Introduction
La fiscalité location saisonnière s’applique dès lors que vous proposez un logement meublé à une clientèle de passage pour quelques jours, quelques semaines ou quelques mois. Plusieurs choix structurants doivent être arbitrés : régime micro-BIC ou réel, logement classé ou non classé, statut LMNP ou LMP, cotisations sociales et taxes locales. Une mauvaise qualification peut alourdir l’imposition.
Dans cet article, nous vous expliquons comment fonctionne l’imposition location saisonnière, comment choisir le régime fiscal location courte durée adapté à votre bien et quel effet produit le classement meublé tourisme. Nous détaillons également les formalités de début d’activité, les cotisations et taxes susceptibles de s’appliquer, ainsi que les principales erreurs à éviter pour sécuriser votre exploitation.

Qu’est-ce qu’une location saisonnière sur le plan fiscal ?
Une location saisonnière correspond généralement à la mise à disposition d’un logement meublé à l’usage exclusif d’une clientèle qui n’y établit pas son domicile. Le séjour peut être conclu à la journée, à la semaine ou au mois, mais un même client ne peut pas occuper le logement plus de 90 jours consécutifs au cours d’une année civile. Lorsqu’il répond à cette définition, le bien constitue un meublé de tourisme, qu’il soit classé ou non classé.
Fiscalement, les recettes ne relèvent pas des revenus fonciers, contrairement à celles d’une location vide. Elles sont imposées dans la catégorie des bénéfices industriels et commerciaux, ou BIC. Vous devez déclarer les loyers, les frais de ménage facturés au voyageur et les charges refacturées. Les commissions retenues par une plateforme ne doivent pas conduire à déclarer seulement le montant net reversé lorsque les sommes ont été encaissées pour votre compte.

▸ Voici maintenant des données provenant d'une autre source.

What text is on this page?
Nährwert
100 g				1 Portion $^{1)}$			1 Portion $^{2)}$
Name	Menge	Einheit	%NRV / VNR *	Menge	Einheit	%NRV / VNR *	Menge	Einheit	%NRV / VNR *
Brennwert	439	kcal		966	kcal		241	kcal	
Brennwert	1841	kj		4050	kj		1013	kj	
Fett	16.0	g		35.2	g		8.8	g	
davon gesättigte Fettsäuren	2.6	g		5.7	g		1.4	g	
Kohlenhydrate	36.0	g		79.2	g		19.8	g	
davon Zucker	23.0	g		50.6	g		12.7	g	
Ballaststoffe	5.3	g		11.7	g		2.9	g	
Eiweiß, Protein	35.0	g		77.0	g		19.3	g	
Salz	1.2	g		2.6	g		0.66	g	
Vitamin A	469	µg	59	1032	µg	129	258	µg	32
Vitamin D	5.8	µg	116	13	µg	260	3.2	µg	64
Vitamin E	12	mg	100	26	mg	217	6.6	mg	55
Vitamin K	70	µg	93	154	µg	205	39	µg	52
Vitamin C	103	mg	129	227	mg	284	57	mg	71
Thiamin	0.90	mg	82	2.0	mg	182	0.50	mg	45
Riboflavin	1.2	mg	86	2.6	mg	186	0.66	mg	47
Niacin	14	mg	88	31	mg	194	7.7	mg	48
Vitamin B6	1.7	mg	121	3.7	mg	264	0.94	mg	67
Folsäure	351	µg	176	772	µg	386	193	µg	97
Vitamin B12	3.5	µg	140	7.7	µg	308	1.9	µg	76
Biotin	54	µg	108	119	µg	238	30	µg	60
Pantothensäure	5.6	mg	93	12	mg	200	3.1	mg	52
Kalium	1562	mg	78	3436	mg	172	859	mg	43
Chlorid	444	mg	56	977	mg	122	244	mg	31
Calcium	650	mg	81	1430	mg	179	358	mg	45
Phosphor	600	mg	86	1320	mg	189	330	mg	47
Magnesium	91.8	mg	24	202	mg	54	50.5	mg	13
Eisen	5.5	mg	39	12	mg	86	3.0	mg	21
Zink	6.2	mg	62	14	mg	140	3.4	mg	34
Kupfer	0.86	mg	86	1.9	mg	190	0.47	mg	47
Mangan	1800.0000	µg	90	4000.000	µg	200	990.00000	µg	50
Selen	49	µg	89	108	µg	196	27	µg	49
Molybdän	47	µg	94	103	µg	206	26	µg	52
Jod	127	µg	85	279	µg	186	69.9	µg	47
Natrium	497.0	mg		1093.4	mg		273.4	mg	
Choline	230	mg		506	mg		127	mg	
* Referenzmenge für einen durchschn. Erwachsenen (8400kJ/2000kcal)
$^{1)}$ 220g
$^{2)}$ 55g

La qualification de loueur en meublé non professionnel ou professionnel dépend de la situation du foyer fiscal. Le statut LMP est en principe atteint lorsque les recettes annuelles de location meublée du foyer dépassent 23 000 € et excèdent ses autres revenus professionnels. En dehors de cette double condition, l’activité reste généralement soumise au régime LMNP, même si elle est exercée de manière régulière.
Une exonération limitée existe jusqu’au 31 décembre 2026 lorsque vous mettez habituellement à disposition du public une ou plusieurs pièces de votre habitation principale et que les recettes annuelles correspondantes ne dépassent pas 760 € charges comprises. Cette règle ne doit pas être confondue avec la location d’un appartement indépendant ou d’une résidence secondaire, dont les recettes restent imposables dès le premier euro.
Fiscalité location saisonnière : choisir entre micro-BIC et régime réel
Le micro-BIC simplifie le calcul du bénéfice imposable. Vous déclarez le montant brut de vos recettes et l’administration applique automatiquement un abattement censé couvrir l’ensemble des dépenses. Pour les recettes encaissées en 2026, un meublé de tourisme non classé peut bénéficier de ce régime dans la limite de 15 000 € de chiffre d’affaires, avec un abattement de 30 %. Pour un meublé classé, le plafond atteint 83 600 € et l’abattement est de 50 %.
Un propriétaire qui encaisse 12 000 € avec un logement non classé est ainsi imposé sur 8 400 € après l’abattement de 30 %. Avec un classement officiel, la base imposable tombe à 6 000 € grâce à l’abattement de 50 %. L’économie porte ensuite sur l’impôt calculé selon votre tranche marginale et, selon votre situation sociale, sur les prélèvements ou cotisations appliqués au bénéfice.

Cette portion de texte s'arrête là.